Una bassa concentrazione di sodio nel sangue è un noto effetto collaterale degli antidepressivi che può riguardare tutti, soprattutto entro le prime due settimane di trattamento. Si verifica più facilmente negli anziani, nelle donne e in chi assume certi diuretici. Può essere più o meno marcata ma anche una lieve iposodiemia può dare disturbi neurologici, psichiatrici e metabolici come vertigini, debolezza, cadute a terra, disturbi cognitivi, confusione mentale, depressione, osteoporosi. Sembra che gli antidepressivi causino iposodiemia sia incrementando la secrezione di ormone antidiuretico dall’ipotalamo e sia aumentando la sensibilità ad esso a livello del rene; il risultato è che il soggetto ha ritenzione idrica e di conseguenza iposodiemia.

    • Disturbi cognitivi

Gli antidepressivi diminuiscono le prestazioni cognitive (memoria, attenzione, concentrazione) con meccanismi complessi e non ancora completamente chiariti; certamente a ciò contribuiscono i disturbi del sonno e la poca vivacità emotiva. Particolare attenzione devono porre gli automobilisti che assumono antidepressivi poiché è stata dimostrata una certa correlazione significativa tra uso di antidepressivi e incidenti stradali.

    • Morte dei neuroni

Sembra che gli antidepressivi provochino direttamente o indirettamente alterazioni morfologiche nei neuroni di alcune regioni cerebrali (ad esempio nell’ ippocampo) cui consegue il suicidio geneticamente programmato degli stessi (denominato apoptosi) teso a ripulire il cervello dai neuroni vecchi, malati o danneggiati. Una applicazione utile di tale proprietà degli antidepressivi è stata verificata per certi tumori cerebrali maligni come il glioblastoma le cui cellule malate vengono spinte al suicidio dagli antidepressivi.

    • Iperglicemia e diabete

Tutti gli antidepressivi espongono al rischio di sviluppare diabete tipo II non solo per l’aumento di peso ma anche per altri complessi meccanismi metabolici. Lunga durata della terapia e alte dosi di antidepressivi espongono a maggiore rischio.

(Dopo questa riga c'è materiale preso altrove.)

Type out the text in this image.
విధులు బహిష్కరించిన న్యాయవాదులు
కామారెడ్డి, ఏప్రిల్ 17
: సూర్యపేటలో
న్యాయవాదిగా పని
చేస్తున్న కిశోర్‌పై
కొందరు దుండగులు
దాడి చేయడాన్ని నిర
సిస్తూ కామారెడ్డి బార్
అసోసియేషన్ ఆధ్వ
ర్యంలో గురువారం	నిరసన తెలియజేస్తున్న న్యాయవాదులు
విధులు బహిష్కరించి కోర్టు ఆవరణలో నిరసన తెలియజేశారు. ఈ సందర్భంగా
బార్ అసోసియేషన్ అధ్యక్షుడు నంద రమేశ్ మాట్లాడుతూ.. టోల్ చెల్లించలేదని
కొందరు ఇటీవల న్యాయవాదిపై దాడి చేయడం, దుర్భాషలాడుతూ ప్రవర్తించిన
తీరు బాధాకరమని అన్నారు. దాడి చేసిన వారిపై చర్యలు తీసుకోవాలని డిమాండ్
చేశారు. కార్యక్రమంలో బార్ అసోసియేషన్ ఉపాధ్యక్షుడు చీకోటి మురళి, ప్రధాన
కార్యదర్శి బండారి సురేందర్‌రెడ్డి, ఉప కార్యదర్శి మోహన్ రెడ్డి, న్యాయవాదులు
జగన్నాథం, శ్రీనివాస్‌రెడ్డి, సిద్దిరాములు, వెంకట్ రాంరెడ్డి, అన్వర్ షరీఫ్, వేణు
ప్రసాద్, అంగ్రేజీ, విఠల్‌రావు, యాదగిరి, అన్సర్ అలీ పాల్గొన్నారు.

Ricordo infine brevemente che gli antidepressivi serotoninergici possono dare reazioni allergiche della pelle, possono sovvertire la fisiologica architettura del sonno, dare cefalea, allungare il tempo di diastole cardiaca in soggetti predisposti (allungamento del QT dell’elettrocardiogramma).

Concludo ripetendo: si agli antidepressivi per depressioni gravi che tolgano la forza di reagire o mettano in pericolo la vita ma prudenza e attenta valutazione di pro e contro in tutti gli altri casi (depressione lieve, media o situazionale; ansia cronica e insonnia; ossessioni; fobie; disturbo di panico). In ogni caso, che ognuno sia libero di decidere se utilizzare o meno tali farmaci, ma allora che il consenso sia davvero “informato”.